The fourth quadrant of the strategic diagram represents clusters with the potential to become central research themes. In this study, the absence of clusters in the fourth quadrant suggests that medical and bioethics research during this period has focused on established or evolving topics, with no significant identification of novel or emerging themes. This may reflect a research emphasis on expanding existing topics or a lack of significant new trends in the field.
Researchers and policymakers in medical and bioethics are encouraged to direct their attention toward the emerging clusters identified in this study-Moral Values, Ethics and Human Dignity, Bioethics and Human Rights, Clinical Ethics, and Research Ethics. Prioritizing these areas could foster innovation and address gaps in current ethical frameworks and practices.
Given the high centrality of the "Philosophy of Bioethics" cluster, future research should investigate ethical challenges posed by emerging technologies (e.g., artificial intelligence, gene editing, personalized medicine) through an interdisciplinary lens integrating philosophy, law, and empirical sciences. These studies could design ethical frameworks for the responsible use of such technologies and analyze their impact on concepts like "human dignity" and "biogenetic justice" to reinforce this cluster's position as the field's core.
Comparative studies between ethics committee standards in Islamic countries and global benchmarks are critical considering the positioning of the "Research Ethics Committees" and "Principles of Bioethics in Islam" clusters.
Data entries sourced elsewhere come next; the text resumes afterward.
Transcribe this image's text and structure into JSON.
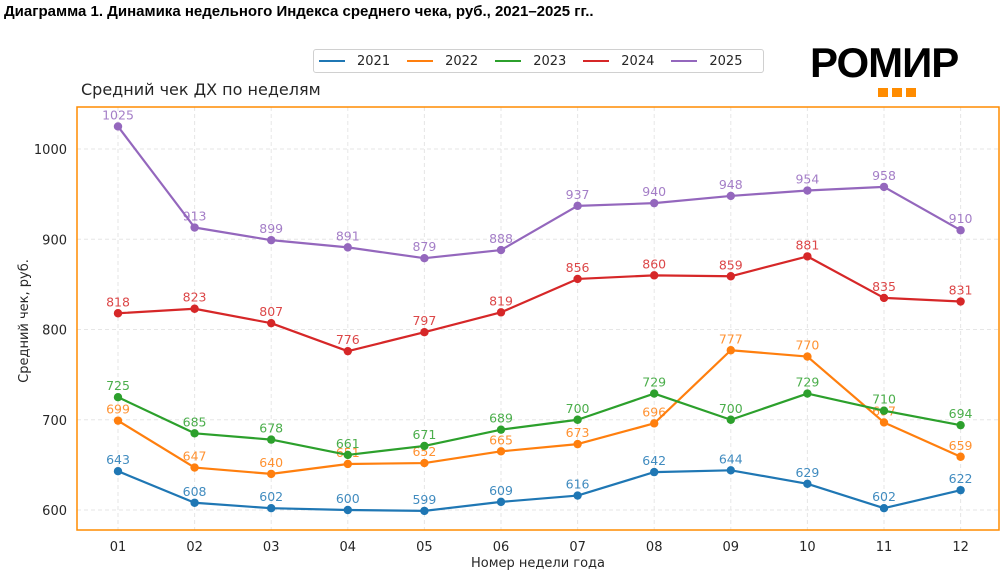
{
  "document_title": "Диаграмма 1. Динамика недельного Индекса среднего чека, руб., 2021–2025 гг..",
  "logo": {
    "text": "РОМИР",
    "accent_color": "#ff8c00",
    "icon": "three-orange-squares"
  },
  "chart_data": {
    "type": "line",
    "title": "Средний чек ДХ по неделям",
    "xlabel": "Номер недели года",
    "ylabel": "Средний чек, руб.",
    "categories": [
      "01",
      "02",
      "03",
      "04",
      "05",
      "06",
      "07",
      "08",
      "09",
      "10",
      "11",
      "12"
    ],
    "ylim": [
      575,
      1045
    ],
    "yticks": [
      600,
      700,
      800,
      900,
      1000
    ],
    "grid": true,
    "legend_placement": "top-center",
    "frame_color": "#ff8c00",
    "series": [
      {
        "name": "2021",
        "color": "#1f77b4",
        "values": [
          643,
          608,
          602,
          600,
          599,
          609,
          616,
          642,
          644,
          629,
          602,
          622
        ]
      },
      {
        "name": "2022",
        "color": "#ff7f0e",
        "values": [
          699,
          647,
          640,
          651,
          652,
          665,
          673,
          696,
          777,
          770,
          697,
          659
        ]
      },
      {
        "name": "2023",
        "color": "#2ca02c",
        "values": [
          725,
          685,
          678,
          661,
          671,
          689,
          700,
          729,
          700,
          729,
          710,
          694
        ]
      },
      {
        "name": "2024",
        "color": "#d62728",
        "values": [
          818,
          823,
          807,
          776,
          797,
          819,
          856,
          860,
          859,
          881,
          835,
          831
        ]
      },
      {
        "name": "2025",
        "color": "#9467bd",
        "values": [
          1025,
          913,
          899,
          891,
          879,
          888,
          937,
          940,
          948,
          954,
          958,
          910
        ]
      }
    ]
  }
}
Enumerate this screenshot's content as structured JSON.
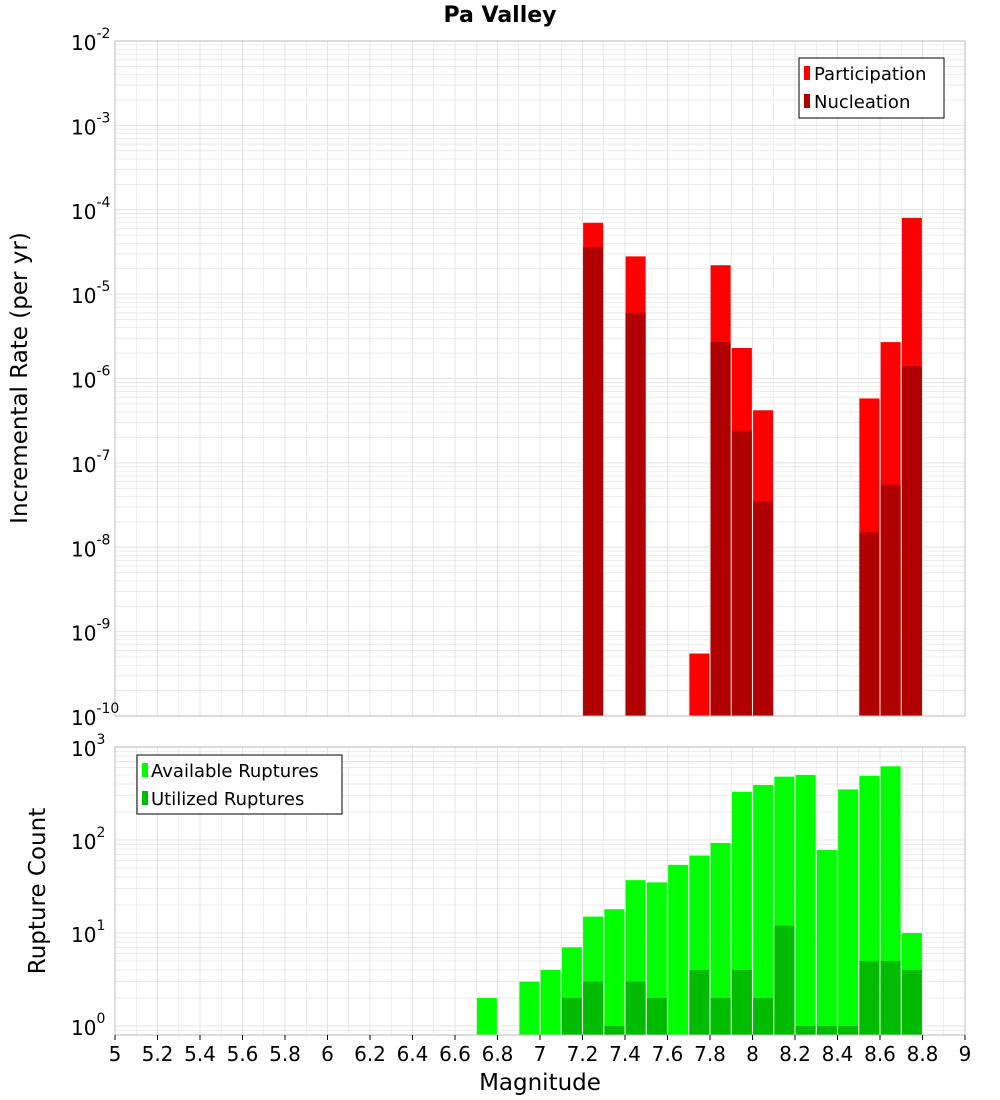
{
  "title": "Pa Valley",
  "colors": {
    "participation": "#ff0000",
    "nucleation": "#b00000",
    "available": "#00ff00",
    "utilized": "#00bb00",
    "grid": "#e4e4e4",
    "frame": "#bbbbbb"
  },
  "chart_data": [
    {
      "type": "bar",
      "y_scale": "log",
      "ylabel": "Incremental Rate (per yr)",
      "ylim": [
        1e-10,
        0.01
      ],
      "y_ticks": [
        {
          "base": "10",
          "exp": "-2",
          "value": 0.01
        },
        {
          "base": "10",
          "exp": "-3",
          "value": 0.001
        },
        {
          "base": "10",
          "exp": "-4",
          "value": 0.0001
        },
        {
          "base": "10",
          "exp": "-5",
          "value": 1e-05
        },
        {
          "base": "10",
          "exp": "-6",
          "value": 1e-06
        },
        {
          "base": "10",
          "exp": "-7",
          "value": 1e-07
        },
        {
          "base": "10",
          "exp": "-8",
          "value": 1e-08
        },
        {
          "base": "10",
          "exp": "-9",
          "value": 1e-09
        },
        {
          "base": "10",
          "exp": "-10",
          "value": 1e-10
        }
      ],
      "legend": {
        "position": "top-right",
        "entries": [
          "Participation",
          "Nucleation"
        ]
      },
      "grid": true,
      "series": [
        {
          "name": "Participation",
          "x": [
            7.25,
            7.45,
            7.75,
            7.85,
            7.95,
            8.05,
            8.55,
            8.65,
            8.75
          ],
          "values": [
            7e-05,
            2.8e-05,
            5.5e-10,
            2.2e-05,
            2.3e-06,
            4.2e-07,
            5.8e-07,
            2.7e-06,
            8e-05
          ]
        },
        {
          "name": "Nucleation",
          "x": [
            7.25,
            7.45,
            7.85,
            7.95,
            8.05,
            8.55,
            8.65,
            8.75
          ],
          "values": [
            3.6e-05,
            6e-06,
            2.7e-06,
            2.4e-07,
            3.5e-08,
            1.5e-08,
            5.5e-08,
            1.4e-06
          ]
        }
      ]
    },
    {
      "type": "bar",
      "y_scale": "log",
      "xlabel": "Magnitude",
      "ylabel": "Rupture Count",
      "xlim": [
        5,
        9
      ],
      "ylim": [
        0.8,
        1000
      ],
      "x_ticks": [
        "5",
        "5.2",
        "5.4",
        "5.6",
        "5.8",
        "6",
        "6.2",
        "6.4",
        "6.6",
        "6.8",
        "7",
        "7.2",
        "7.4",
        "7.6",
        "7.8",
        "8",
        "8.2",
        "8.4",
        "8.6",
        "8.8",
        "9"
      ],
      "y_ticks": [
        {
          "base": "10",
          "exp": "3",
          "value": 1000
        },
        {
          "base": "10",
          "exp": "2",
          "value": 100
        },
        {
          "base": "10",
          "exp": "1",
          "value": 10
        },
        {
          "base": "10",
          "exp": "0",
          "value": 1
        }
      ],
      "legend": {
        "position": "top-left",
        "entries": [
          "Available Ruptures",
          "Utilized Ruptures"
        ]
      },
      "grid": true,
      "series": [
        {
          "name": "Available Ruptures",
          "x": [
            6.75,
            6.95,
            7.05,
            7.15,
            7.25,
            7.35,
            7.45,
            7.55,
            7.65,
            7.75,
            7.85,
            7.95,
            8.05,
            8.15,
            8.25,
            8.35,
            8.45,
            8.55,
            8.65,
            8.75
          ],
          "values": [
            2,
            3,
            4,
            7,
            15,
            18,
            37,
            35,
            54,
            68,
            93,
            330,
            390,
            480,
            500,
            78,
            350,
            490,
            620,
            10
          ]
        },
        {
          "name": "Utilized Ruptures",
          "x": [
            7.15,
            7.25,
            7.35,
            7.45,
            7.55,
            7.75,
            7.85,
            7.95,
            8.05,
            8.15,
            8.25,
            8.35,
            8.45,
            8.55,
            8.65,
            8.75
          ],
          "values": [
            2,
            3,
            1,
            3,
            2,
            4,
            2,
            4,
            2,
            12,
            1,
            1,
            1,
            5,
            5,
            4
          ]
        }
      ]
    }
  ]
}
Such research could identify regulatory strengths and weaknesses and propose strategies to harmonize Islamic principles (justice, benevolence) with international standards. This would enhance the clusters' coherence and potential to evolve into key themes.
Given the placement of the "Clinical Ethics" and "Research Ethics" clusters in Quadrant III, research should focus on ethical dilemmas in crises (e.g., pandemics) or advanced technologies (e.g., artificial organ transplants). Examining conflicts between "individual rights" and "collective interests" in allocating scarce medical resources could redefine clinical ethics principles. Strengthening internal and external linkages would prevent these clusters' decline and foster their potential advancement.
ETHICAL CONSIDERATIONS
The writers have fully considered ethical issues (such as plagiarism, conscious satisfaction, misleading, making or forging data, publishing or sending to two places, redundancy, etc.)
CONFLICT OF INTEREST
The authors declare that there is no conflict of interests.
FUNDING DECLARATION
This research did not receive any grant from funding agencies in the public, commercial, or non-profit sectors.